Dennis Coates, professor of economics at the University of Maryland, said that tourism does not increase dramatically with big events like the World Cup. In 2006, for example, revenues from World Cup tourism in Germany were only $70 million greater than the previous year. In Korea, which co-hosted the 2002 World Cup with Japan, the number of tourists was pretty much identical to that of 2001.

According to Coates, that is because while host countries can expect an influx of soccer fans, regular tourists tend to avoid them during that time, fearing crowds and high prices.

Another group of frequent travelers that will stay home in June and July is businesspeople, pointed out Enrique Cueto, vice president of South America's biggest airline, LATAM Airlines Group SA (NYSE:LFL). “If you look at bookings for the dates of the World Cup, most companies are making their employees stay put,” he said.

LATAM as well as Colombia’s Avianca (NYSE:AVH) and Argentinian flag carrier Aerolíneas Argentinas all decided to add extra flights to Sao Paulo and Rio de Janeiro during the World Cup. However, judging by bookings so far, many of those flights might end up losing money.

“I don’t know who is going to win the World Cup, but airlines definitely aren’t,” Cueto said.

The Brazilian Events Association Ferreira agrees. “Every place that hosts an event the size of the World Cup sees business trips declining. No company in their right mind is going to organize a meeting or a conference during those dates,” he said.

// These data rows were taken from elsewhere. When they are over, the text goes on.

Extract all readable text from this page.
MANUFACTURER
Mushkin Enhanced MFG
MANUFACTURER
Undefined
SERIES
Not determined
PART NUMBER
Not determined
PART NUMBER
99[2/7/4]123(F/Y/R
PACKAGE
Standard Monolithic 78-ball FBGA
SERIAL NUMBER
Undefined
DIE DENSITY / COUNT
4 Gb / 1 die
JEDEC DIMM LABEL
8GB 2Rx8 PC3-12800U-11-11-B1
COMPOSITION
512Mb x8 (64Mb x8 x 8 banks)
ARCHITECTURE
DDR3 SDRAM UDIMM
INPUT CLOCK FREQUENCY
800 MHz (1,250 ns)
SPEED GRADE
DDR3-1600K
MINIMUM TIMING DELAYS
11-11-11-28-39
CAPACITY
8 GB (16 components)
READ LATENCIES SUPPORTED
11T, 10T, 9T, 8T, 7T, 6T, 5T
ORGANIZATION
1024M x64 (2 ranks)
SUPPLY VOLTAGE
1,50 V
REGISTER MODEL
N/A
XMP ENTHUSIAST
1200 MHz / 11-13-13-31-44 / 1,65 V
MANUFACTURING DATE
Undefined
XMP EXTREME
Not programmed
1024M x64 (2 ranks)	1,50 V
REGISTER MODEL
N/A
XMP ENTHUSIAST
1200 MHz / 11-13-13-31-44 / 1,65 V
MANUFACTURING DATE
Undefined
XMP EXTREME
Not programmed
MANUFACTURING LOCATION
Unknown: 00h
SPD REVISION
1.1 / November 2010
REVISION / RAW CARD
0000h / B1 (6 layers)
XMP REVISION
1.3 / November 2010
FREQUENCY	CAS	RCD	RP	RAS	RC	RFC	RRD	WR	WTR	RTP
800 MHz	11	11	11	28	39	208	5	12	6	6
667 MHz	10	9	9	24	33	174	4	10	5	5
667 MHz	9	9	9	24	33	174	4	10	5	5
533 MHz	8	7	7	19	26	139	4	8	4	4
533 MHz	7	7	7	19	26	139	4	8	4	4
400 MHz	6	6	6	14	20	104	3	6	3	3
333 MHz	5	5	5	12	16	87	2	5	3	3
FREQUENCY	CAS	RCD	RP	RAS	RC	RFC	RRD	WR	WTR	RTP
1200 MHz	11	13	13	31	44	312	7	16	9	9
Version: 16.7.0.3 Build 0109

The Agência Nacional de Aviação Civil (Brazilian National Civil Aviation Agency) predicted that in 2014 the Brazilian air transport industry will see profits grow between 6.5 percent and 7.5 percent, a far cry from the 23.5 percent recorded in 2010 and more in line with the numbers of 2012, when Brazil’s economy barely escaped recession.

However, the country might actually see a slight economic benefit, albeit limited. Rating agency Moody’s predicts that Brazil will see a modestly profitable impact in hospitality, advertising and television.

An industry that is expected to benefit, if slightly, from the World Cup is consumer electronics, particularly the sales of TV equipment. Lourival Kiçula, president of the Brazilian electronics manufacturers association Eletros, expects a record-breaking year in sales.

“In 2010, during the last World Cup, we sold 12 million TV sets, a historical record,” he said to Spanish newspaper El País, adding that the following three years saw sales stabilize around 14 million. “This year we expect to reach 16 million sets sold,” he said. The prediction coincides with a forecast of a 14 percent to 16 percent spike in sales from Christian Aliaga, a Peru-based executive with Korea's Daewoo Electronics.

Altamiro Carvalho, an analyst from the Federação do Comércio do Estado de São Paulo (Commerce Federation of São Paulo), a business lobby, is more cautious. “Last year sales of electronics were good because we had incentives from the government and the Confederations Cup, this year we only have the World Cup,” he said.

Carvalho predicted a 3 percent growth in the sales of electronics, “if unemployment does not go up,” he said.

In any case, when July 13 comes and the winner has already taken the cup home -- and it might well be Brazil, the odds-on favorite -- the country will be left to deal with its current problems. Inflation hit 6.3 percent in January, higher than anticipated. Unemployment is on the rise, reaching the highest point in six months in February at 5.1 percent.

Then, a lot more public money for sporting events will have to be spent soon. That's the $15 billion that the government says it will take to get ready for the Rio de Janeiro Olympics in 2016.